While drawing attention to the great and manifold benefits that man derives from these animals, the verse uses the word عبرة which means, 'an indication or evidence whereby one passes from ignorance to knowledge'. The word seems to allude to some subtle process taking place inside the bellies of some of these animals by pondering over which one is led 'to pass from ignorance to knowledge'. The subtle process is something like this. The cattle eat grass, herbage, leaves of trees, etc. Of this faecal matter is formed in their intestines in the course of digestion. Part of that faecal matter becomes converted into blood which supplies the nutrients to form sweet and wholesome milk. Intelligent and reverential study of this conversion of grass or leaves of trees into milk in the bellies of the animals leads to the inevitable conclusion that the natural propensities and inclinations of man cannot lead him to the right path unless they are controlled and regulated by some heavenly machine which is Divine revelation.

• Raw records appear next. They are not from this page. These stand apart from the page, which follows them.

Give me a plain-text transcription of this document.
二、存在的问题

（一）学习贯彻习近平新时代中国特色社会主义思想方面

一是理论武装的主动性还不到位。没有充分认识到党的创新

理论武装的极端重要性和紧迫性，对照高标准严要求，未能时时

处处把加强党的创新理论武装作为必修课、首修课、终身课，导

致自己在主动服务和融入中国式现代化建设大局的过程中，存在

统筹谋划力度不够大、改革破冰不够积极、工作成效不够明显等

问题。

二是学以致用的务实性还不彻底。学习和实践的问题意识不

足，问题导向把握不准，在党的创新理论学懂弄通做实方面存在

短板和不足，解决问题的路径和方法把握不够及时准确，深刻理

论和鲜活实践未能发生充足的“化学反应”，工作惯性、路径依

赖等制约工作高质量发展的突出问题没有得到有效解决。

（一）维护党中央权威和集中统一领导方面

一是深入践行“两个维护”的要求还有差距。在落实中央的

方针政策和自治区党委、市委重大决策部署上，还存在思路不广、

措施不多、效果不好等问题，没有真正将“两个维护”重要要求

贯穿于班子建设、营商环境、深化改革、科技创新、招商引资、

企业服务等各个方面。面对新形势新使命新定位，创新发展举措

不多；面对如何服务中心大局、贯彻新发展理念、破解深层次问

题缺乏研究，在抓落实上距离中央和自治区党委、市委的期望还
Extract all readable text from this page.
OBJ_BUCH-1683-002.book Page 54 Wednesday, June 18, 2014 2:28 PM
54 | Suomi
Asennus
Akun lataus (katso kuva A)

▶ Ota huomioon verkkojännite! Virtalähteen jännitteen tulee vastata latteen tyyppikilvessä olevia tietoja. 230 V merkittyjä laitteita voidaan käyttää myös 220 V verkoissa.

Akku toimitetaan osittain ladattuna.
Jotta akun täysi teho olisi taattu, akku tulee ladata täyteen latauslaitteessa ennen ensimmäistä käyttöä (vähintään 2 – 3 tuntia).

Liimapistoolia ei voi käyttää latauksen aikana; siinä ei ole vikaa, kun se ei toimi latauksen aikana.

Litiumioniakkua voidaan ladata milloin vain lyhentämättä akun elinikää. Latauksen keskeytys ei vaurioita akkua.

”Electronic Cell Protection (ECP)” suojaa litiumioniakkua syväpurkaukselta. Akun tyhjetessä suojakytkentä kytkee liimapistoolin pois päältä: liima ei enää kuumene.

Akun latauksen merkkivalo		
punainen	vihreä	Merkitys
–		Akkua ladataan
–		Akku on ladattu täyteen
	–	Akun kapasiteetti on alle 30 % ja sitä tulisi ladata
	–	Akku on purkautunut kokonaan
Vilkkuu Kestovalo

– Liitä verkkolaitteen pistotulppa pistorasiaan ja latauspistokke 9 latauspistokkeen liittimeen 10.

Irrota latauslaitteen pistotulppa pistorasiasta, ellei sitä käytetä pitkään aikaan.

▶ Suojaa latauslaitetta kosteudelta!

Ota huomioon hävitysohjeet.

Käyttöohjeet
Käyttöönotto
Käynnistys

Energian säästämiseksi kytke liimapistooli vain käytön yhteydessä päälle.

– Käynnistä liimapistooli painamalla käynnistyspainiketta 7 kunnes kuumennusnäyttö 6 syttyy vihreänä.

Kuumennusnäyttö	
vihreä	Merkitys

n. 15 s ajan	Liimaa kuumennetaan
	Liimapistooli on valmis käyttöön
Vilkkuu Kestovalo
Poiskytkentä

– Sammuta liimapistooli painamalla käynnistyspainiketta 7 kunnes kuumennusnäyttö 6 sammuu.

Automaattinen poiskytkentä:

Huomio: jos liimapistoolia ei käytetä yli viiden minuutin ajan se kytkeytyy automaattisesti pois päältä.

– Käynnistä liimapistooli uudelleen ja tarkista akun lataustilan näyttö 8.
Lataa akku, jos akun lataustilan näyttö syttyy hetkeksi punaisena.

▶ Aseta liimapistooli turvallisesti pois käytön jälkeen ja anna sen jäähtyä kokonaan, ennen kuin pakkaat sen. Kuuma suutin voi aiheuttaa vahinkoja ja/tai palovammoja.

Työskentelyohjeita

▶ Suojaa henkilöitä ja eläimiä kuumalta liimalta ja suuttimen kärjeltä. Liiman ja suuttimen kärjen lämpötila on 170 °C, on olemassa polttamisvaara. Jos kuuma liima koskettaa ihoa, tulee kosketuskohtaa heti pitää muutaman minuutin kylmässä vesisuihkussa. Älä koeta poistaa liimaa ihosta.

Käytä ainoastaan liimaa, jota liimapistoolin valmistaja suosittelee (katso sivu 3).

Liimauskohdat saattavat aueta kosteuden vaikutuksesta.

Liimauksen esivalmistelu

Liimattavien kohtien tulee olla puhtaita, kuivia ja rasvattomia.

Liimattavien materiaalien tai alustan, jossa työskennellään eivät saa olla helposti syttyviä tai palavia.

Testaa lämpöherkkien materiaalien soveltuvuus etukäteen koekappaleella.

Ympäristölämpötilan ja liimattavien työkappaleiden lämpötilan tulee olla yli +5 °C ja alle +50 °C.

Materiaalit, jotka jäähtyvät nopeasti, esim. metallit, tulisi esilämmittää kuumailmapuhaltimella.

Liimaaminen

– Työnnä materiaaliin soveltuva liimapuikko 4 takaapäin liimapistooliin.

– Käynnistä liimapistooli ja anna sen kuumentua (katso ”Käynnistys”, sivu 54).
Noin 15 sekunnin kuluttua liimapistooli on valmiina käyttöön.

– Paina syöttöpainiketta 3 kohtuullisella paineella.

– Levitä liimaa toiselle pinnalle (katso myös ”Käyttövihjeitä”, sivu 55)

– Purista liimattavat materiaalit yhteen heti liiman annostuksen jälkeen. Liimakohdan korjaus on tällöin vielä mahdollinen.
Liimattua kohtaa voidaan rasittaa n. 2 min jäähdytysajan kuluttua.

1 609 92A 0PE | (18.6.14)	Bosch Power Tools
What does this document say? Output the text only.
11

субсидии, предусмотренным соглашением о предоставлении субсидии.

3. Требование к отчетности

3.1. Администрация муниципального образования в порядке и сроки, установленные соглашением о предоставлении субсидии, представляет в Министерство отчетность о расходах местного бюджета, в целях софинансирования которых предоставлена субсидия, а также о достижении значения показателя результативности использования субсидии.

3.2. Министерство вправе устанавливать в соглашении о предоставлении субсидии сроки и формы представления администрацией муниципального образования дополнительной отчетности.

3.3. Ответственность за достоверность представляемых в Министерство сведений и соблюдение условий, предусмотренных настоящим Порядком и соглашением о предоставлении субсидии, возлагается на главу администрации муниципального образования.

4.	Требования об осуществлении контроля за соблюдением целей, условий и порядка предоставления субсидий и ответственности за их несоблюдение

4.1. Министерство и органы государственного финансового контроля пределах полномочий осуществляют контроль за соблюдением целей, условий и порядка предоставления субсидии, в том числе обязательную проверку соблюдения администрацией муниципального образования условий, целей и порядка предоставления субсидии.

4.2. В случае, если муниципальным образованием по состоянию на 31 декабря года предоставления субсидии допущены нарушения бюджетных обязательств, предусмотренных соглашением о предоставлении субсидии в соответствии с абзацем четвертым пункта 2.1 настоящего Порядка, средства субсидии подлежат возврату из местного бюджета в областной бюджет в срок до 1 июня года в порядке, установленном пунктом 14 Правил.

This verse affords one more evidence of the Divine origin of the Quran. The process the Quran has described of the formation of milk from faeces and blood was not known to man until very recent times. It was not known to the old commentators of the Quran. They have, therefore, greatly stumbled and erred in explaining this verse. For example, Zamakhshari, the well-known author of Al-Kashshaf, says that when food goes into the belly of an animal its lower portion forms the faeces, the middle portion milk and the upper part becomes turned into blood. The verse under comment, however, clearly, states that the matter of which milk is made passes through the forms of faeces and blood before it assumes the form of milk. This fact has been discovered by scientists only in recent times.
The verse does not mean that man cannot produce milk synthetically. What is here meant is that he cannot produce it in such quantity that it may become an article of food. This is only possible in the way mentioned in this verse. Synthetically prepared milk can no more be a substitute for natural milk than artificial showers of rain are for natural rain.
The verse also suggests that just as man can only corrupt food but cannot convert it into milk, even so can he only corrupt Divine teaching but it is not in his power to convert the defective laws devised by himself into eternal spiritual truths.
23:22.
‘Ibrah, meaning 'an indication or evidence whereby one passes from ignorance to knowledge' (Lane), alludes to some subtle process taking place inside the bellies of the animals. A study of the process of conversion of grass or leaves of trees which the animals eat into milk in the bellies of the animals leads to the conclusion that the natural propensities and inclinations of man cannot lead him to the right path unless they are controlled and regulated by some heavenly agency which is Divine revelation.